Before I get to the photos I'd like to make a suggestion; if you are visiting Venice then do yourself a favor by wandering off the well worn main thoroughfares. Get lost in the maze of alleys and follow those little canals. I can promise you discoveries you'll not forget and memories to last a lifetime.
Often times you'll be alone too - just you and the beauty of Venice. The masses follow the same tired routes, where all they really see are the heads of the tourists in front of them.
Last, but not least, if you need a hotel in Venice you'll find the most highly rated ones here.
A crumbling house seems to be sinking into the canal as you watch. Crumbling it might be but sometimes these old houses are amongst the most picturesque sights in Venice. They seem to capture the very essence of the city.
Taken in the Dorsoduro Sestriere of Venice, a "suburb" of Venice that is far off the main tourist routes.
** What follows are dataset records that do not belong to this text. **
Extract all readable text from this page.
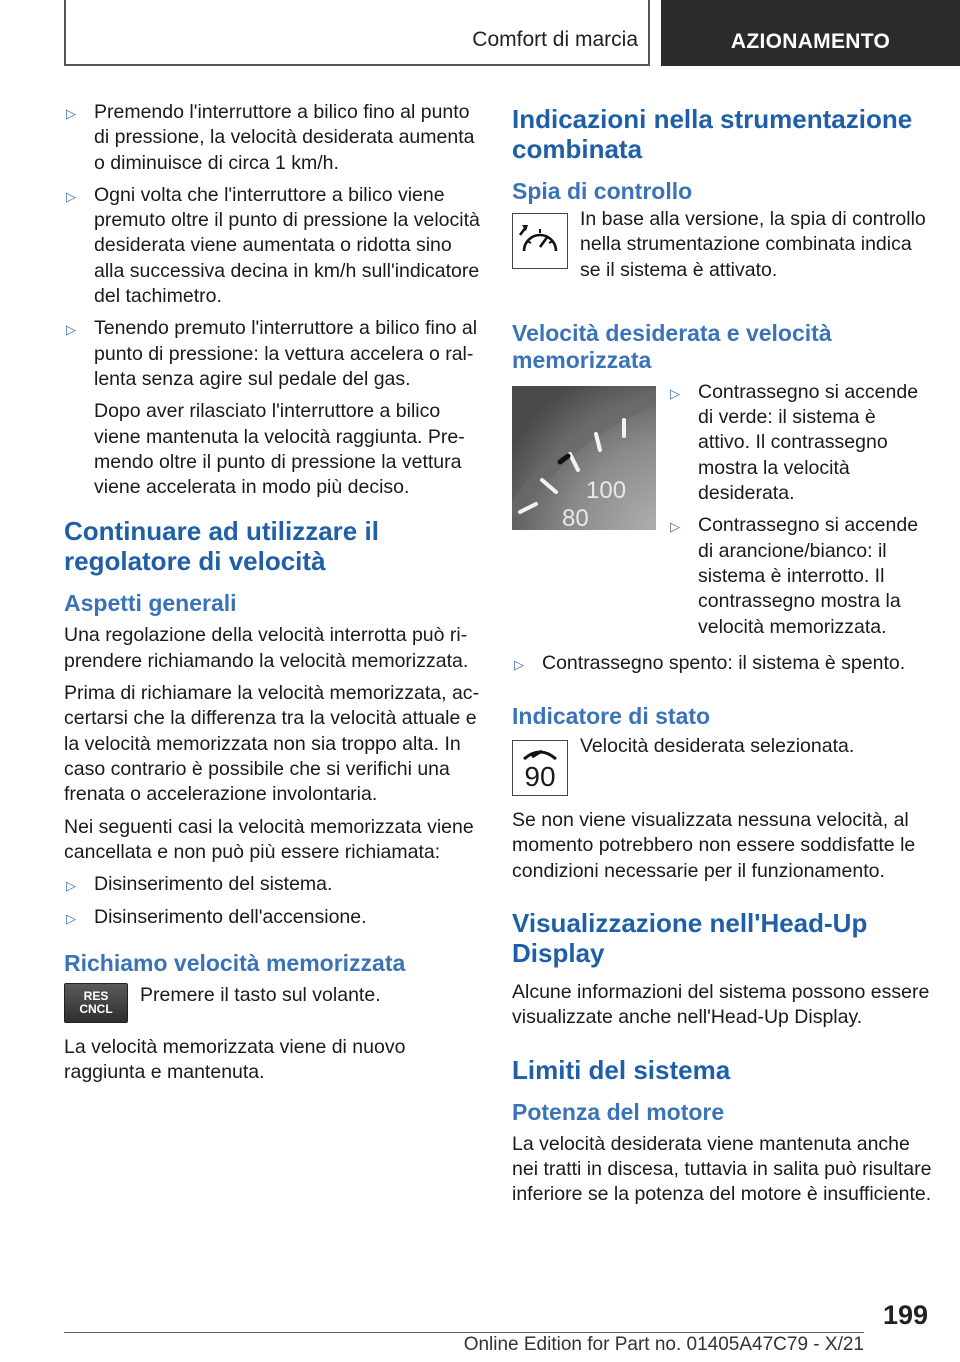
Comfort di marcia	AZIONAMENTO
▷ Premendo l'interruttore a bilico fino al punto di pressione, la velocità desiderata aumenta o diminuisce di circa 1 km/h.
▷ Ogni volta che l'interruttore a bilico viene premuto oltre il punto di pressione la velocità desiderata viene aumentata o ridotta sino alla successiva decina in km/h sull'indicatore del tachimetro.
▷ Tenendo premuto l'interruttore a bilico fino al punto di pressione: la vettura accelera o rallenta senza agire sul pedale del gas.

Dopo aver rilasciato l'interruttore a bilico viene mantenuta la velocità raggiunta. Premendo oltre il punto di pressione la vettura viene accelerata in modo più deciso.

Continuare ad utilizzare il regolatore di velocità
Aspetti generali

Una regolazione della velocità interrotta può riprendere richiamando la velocità memorizzata.

Prima di richiamare la velocità memorizzata, accertarsi che la differenza tra la velocità attuale e la velocità memorizzata non sia troppo alta. In caso contrario è possibile che si verifichi una frenata o accelerazione involontaria.

Nei seguenti casi la velocità memorizzata viene cancellata e non può più essere richiamata:

▷ Disinserimento del sistema.
▷ Disinserimento dell'accensione.
Richiamo velocità memorizzata
RES
CNCL

Premere il tasto sul volante.

La velocità memorizzata viene di nuovo raggiunta e mantenuta.

Indicazioni nella strumentazione combinata
Spia di controllo

In base alla versione, la spia di controllo nella strumentazione combinata indica se il sistema è attivato.

Velocità desiderata e velocità memorizzata
100
80
▷ Contrassegno si accende di verde: il sistema è attivo. Il contrassegno mostra la velocità desiderata.
▷ Contrassegno si accende di arancione/bianco: il sistema è interrotto. Il contrassegno mostra la velocità memorizzata.
▷ Contrassegno spento: il sistema è spento.
Indicatore di stato
90

Velocità desiderata selezionata.

Se non viene visualizzata nessuna velocità, al momento potrebbero non essere soddisfatte le condizioni necessarie per il funzionamento.

Visualizzazione nell'Head-Up Display

Alcune informazioni del sistema possono essere visualizzate anche nell'Head-Up Display.

Limiti del sistema
Potenza del motore

La velocità desiderata viene mantenuta anche nei tratti in discesa, tuttavia in salita può risultare inferiore se la potenza del motore è insufficiente.

199
Online Edition for Part no. 01405A47C79 - X/21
The Trattoria Vedova in Cannaregio, which I include in my Venice and Veneto restaurant guide. They offer really great local dishes and fresh seafood at prices which are amazing for Venice. Their meatballs are legendary too - reputed to be the best in Venice. They are good but my mother's meatballs are better.
More of the Cannaregio Sestriere, not far from the Venice train station and the fabulous Ghetto section. The ghetto really has to be on your list of sights to see - rated by Time Magazine as one of the world's most important places - it is historically important but also a part of Venice where "real life" Venetians go about their business and where there are more locals than tourists.
Another almost Byzantine alley. The style of the doors and windows reflect the cosmopolitan history of Venice and the strong influence the Ottoman Empire had on the city.
Washday in Venice means hanging out your washing wherever you can. You aren't allowed to hang it out front, over the public walkways, so it hangs out over the back canals.